Он собирался пойти с нею в кино. А Мэй отказалась: всюду полно полиции, всюду проверки, и на метро она не поедет.
— Кому мы нужны с такой внешностью? — спросил он. — Разве я смахиваю на араба? Или ты?
— Кипишь от ненависти, — повторила Мэй, и тут пришел Бен, встал рядом и это услышал.

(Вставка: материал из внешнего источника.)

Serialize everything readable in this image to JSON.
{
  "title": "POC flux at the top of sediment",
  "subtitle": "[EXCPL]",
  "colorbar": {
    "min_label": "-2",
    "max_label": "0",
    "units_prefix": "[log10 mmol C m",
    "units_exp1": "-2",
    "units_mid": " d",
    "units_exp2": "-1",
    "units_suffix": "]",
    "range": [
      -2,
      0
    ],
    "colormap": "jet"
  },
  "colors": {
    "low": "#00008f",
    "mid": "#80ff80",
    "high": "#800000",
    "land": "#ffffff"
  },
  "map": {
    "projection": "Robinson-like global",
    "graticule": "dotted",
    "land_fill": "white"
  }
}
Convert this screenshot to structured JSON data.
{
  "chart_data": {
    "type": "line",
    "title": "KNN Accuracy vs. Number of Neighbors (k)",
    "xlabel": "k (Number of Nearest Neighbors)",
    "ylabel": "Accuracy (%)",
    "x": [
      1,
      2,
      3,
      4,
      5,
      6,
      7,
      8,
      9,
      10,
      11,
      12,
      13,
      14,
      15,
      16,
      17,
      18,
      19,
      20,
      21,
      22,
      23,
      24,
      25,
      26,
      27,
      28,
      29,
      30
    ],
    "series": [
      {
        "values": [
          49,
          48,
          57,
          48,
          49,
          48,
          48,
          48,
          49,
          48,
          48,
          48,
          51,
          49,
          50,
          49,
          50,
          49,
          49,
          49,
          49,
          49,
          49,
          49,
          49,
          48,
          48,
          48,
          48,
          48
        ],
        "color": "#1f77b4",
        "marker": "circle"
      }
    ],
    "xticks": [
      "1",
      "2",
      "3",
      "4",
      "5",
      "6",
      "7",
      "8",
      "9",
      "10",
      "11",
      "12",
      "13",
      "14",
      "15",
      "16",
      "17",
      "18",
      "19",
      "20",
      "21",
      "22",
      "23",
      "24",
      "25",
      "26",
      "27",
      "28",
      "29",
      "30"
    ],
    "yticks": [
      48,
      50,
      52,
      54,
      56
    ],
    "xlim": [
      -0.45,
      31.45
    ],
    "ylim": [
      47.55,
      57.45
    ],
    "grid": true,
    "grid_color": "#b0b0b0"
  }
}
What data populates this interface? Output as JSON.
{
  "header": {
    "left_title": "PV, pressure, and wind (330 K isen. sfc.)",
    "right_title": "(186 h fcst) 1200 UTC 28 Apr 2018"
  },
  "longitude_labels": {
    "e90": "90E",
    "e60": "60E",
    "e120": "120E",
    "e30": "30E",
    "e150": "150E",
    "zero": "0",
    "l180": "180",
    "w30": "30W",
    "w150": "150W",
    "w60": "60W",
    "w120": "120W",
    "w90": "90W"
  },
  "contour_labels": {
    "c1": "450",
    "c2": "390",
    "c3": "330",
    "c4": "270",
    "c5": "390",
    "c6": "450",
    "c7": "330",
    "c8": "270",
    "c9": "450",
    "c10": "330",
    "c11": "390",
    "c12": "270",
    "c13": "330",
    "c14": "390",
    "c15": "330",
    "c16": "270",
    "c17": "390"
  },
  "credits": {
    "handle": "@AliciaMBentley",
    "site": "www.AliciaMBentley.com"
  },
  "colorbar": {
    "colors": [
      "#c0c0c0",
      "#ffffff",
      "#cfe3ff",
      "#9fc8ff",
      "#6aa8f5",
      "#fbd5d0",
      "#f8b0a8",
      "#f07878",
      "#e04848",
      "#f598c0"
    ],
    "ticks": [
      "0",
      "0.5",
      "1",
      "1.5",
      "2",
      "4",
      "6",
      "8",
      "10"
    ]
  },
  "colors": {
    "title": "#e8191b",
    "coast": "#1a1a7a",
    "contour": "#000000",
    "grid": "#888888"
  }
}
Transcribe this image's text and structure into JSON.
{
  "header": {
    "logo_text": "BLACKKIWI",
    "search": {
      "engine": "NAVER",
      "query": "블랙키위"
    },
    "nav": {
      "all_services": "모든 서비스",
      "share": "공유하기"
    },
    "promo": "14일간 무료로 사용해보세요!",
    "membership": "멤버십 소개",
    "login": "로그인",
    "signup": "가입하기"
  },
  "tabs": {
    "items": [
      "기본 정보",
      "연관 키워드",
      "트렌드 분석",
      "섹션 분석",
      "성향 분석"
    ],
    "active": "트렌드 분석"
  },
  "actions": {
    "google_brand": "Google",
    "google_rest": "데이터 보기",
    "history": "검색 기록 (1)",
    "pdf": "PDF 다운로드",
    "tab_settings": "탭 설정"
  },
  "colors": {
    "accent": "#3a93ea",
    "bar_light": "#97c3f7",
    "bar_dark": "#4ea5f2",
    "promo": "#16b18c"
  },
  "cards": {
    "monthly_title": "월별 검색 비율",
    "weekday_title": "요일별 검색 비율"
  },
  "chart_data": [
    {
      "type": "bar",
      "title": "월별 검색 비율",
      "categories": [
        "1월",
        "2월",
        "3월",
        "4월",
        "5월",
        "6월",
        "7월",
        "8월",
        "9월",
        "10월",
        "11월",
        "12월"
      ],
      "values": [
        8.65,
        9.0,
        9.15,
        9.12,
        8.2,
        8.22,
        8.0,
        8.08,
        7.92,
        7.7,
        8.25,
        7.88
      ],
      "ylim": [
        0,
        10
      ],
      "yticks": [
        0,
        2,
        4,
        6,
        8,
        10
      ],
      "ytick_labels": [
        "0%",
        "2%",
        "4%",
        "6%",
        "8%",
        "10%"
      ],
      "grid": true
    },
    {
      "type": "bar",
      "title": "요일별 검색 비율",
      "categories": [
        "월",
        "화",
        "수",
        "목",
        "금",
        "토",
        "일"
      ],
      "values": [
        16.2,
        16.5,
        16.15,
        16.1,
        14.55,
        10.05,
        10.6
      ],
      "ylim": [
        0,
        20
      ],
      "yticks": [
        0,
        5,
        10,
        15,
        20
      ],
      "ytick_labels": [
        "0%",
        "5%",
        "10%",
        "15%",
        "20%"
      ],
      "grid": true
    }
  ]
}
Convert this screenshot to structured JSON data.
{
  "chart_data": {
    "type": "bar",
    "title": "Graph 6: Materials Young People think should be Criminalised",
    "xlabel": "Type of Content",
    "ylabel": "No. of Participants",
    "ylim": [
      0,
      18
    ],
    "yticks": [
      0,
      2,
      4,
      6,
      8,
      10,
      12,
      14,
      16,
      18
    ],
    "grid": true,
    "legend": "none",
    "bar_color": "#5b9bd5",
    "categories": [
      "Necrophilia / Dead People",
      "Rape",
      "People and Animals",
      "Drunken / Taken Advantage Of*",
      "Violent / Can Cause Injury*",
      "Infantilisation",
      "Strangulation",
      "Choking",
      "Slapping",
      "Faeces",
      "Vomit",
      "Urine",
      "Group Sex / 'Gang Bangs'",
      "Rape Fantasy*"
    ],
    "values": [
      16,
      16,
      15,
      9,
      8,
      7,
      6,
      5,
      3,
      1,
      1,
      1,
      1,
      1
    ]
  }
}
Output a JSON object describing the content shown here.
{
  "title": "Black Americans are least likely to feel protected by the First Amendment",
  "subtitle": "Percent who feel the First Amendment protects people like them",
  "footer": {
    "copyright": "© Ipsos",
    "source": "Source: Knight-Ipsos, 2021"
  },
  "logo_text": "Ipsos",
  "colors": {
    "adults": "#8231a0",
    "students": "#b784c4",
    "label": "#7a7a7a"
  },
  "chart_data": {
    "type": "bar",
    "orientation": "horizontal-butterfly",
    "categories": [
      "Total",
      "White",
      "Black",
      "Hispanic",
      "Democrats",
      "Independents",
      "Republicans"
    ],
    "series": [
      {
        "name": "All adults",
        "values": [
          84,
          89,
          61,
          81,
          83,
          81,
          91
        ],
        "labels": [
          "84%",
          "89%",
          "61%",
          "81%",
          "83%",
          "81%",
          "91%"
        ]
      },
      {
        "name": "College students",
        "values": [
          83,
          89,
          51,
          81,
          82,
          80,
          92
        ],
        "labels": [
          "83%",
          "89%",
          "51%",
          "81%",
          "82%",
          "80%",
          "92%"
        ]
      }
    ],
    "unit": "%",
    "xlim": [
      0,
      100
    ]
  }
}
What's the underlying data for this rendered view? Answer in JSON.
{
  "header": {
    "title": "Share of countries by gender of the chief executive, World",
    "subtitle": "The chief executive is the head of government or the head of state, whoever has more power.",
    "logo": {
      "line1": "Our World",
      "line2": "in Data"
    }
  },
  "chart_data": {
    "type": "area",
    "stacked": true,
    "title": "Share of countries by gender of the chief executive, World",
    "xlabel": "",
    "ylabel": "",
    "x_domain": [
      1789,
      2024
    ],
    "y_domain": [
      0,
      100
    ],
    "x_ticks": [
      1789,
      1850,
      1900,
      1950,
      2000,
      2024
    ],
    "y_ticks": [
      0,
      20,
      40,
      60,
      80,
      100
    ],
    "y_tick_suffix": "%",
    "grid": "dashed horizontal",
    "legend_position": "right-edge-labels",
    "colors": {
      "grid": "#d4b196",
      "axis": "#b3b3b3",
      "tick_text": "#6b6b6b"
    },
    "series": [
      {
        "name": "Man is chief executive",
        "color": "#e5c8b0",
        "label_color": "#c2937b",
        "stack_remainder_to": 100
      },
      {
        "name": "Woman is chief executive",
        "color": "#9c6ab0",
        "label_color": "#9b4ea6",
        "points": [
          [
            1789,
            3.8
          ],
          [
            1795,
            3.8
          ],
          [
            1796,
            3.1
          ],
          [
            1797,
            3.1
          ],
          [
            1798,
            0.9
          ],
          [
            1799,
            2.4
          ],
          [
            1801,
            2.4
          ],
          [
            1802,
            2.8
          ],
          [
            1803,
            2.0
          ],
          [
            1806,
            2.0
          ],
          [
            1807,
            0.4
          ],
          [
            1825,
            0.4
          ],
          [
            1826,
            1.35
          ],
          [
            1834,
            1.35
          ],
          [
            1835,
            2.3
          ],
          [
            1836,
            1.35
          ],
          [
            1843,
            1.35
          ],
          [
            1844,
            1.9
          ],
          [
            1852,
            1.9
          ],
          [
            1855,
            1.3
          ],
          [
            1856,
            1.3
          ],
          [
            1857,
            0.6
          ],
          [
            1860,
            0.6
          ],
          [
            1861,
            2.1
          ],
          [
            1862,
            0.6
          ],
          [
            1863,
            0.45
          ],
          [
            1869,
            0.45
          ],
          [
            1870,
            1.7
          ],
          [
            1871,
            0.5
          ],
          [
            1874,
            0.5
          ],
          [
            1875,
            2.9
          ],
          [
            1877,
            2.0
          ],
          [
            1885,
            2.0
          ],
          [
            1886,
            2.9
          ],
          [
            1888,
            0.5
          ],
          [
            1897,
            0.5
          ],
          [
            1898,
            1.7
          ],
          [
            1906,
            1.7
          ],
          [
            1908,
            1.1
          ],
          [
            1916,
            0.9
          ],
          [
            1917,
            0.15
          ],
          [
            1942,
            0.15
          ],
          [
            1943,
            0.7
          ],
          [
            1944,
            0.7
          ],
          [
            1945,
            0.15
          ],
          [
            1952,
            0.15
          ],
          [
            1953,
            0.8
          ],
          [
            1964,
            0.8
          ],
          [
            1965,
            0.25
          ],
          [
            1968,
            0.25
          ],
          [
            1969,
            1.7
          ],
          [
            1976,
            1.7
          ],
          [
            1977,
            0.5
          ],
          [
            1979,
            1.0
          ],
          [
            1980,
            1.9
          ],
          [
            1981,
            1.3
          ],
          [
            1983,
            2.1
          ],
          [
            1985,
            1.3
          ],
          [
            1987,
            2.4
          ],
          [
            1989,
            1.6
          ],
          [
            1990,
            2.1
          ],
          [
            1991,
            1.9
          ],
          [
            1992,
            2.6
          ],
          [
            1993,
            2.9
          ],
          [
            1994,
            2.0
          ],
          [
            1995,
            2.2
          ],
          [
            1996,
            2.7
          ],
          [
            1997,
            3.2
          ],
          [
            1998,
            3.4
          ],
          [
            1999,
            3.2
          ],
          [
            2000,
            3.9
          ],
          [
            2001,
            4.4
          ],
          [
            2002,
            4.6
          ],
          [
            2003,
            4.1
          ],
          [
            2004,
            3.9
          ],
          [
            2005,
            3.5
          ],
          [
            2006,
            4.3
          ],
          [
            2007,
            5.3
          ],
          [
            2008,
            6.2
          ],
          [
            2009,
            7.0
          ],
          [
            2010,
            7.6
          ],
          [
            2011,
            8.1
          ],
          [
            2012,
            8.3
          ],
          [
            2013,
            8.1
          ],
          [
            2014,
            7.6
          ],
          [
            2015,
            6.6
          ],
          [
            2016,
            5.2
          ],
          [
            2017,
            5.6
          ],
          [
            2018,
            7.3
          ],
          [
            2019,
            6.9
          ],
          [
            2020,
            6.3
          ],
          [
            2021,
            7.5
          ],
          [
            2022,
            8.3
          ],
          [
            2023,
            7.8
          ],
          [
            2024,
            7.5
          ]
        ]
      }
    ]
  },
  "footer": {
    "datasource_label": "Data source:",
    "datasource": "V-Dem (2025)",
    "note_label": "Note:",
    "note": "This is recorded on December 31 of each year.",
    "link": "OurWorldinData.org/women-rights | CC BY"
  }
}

Спустя два дня Джиму не удалось справиться с примитивным входным замком, и пришлось им уйти несолоно хлебавши. Элберт положил ему руку на плечо и заржал во весь голос, а Джим скинул руку и, не помня себя, убежал. Элберт еще ни разу не выдал ему причитавшуюся часть, все успокаивал Джима, дескать, все складываю для тебя, все записываю точно, потерпи еще немножко, — за дурака его держал. Оплачивал квартиру, маленькую вонючую дыру, — дескать, вашу квартиру, и они еще спасибо должны сказать. Но квартира и вправду стала для них почти родным домом, несмотря на щели в оконных рамах, несмотря на вонь, вот только Мэй лежала, свернувшись калачиком, на софе и уверяла, будто все еще видит трупы, тех людей, что бросались из окон в пропасть, будто слышит их крик, будто слышит речь тех, кто заперт в лифтах и на этажах. «И ненависть, — так говорила Мэй, — и ярость, которые и нас достанут, нас обоих, как же мы могли не знать, что они нас ненавидят всей душой?» Он отмалчивался. Сирены завыли на улице, сначала звук двигался справа налево, потом в обратном направлении. «И мертвецы, о которых мы забыли, — продолжала Мэй, — зовут нас». Джим распахнул окно, чтобы впустить свежий воздух. Стоял февраль. Грохот стройки был слышен даже в комнате.
Однажды они отправились гулять на канал, пошли вдоль берега, хотели добраться до парка и до вольера, но Мэй устала, присела на скамейку у канала со словами, что дальше не может, и он пошел один.
Позже он подумал, что в первый раз она исчезла тогда, когда осталась сидеть на скамейке в коротеньком пальтишке, не застегнутом, хотя было холодно, и он разок обернулся, но она сидела с опущенной головой. Он пошел дальше, так что ее уже не было видно, и она исчезла, хотя сидела по-прежнему тихо, не двигаясь.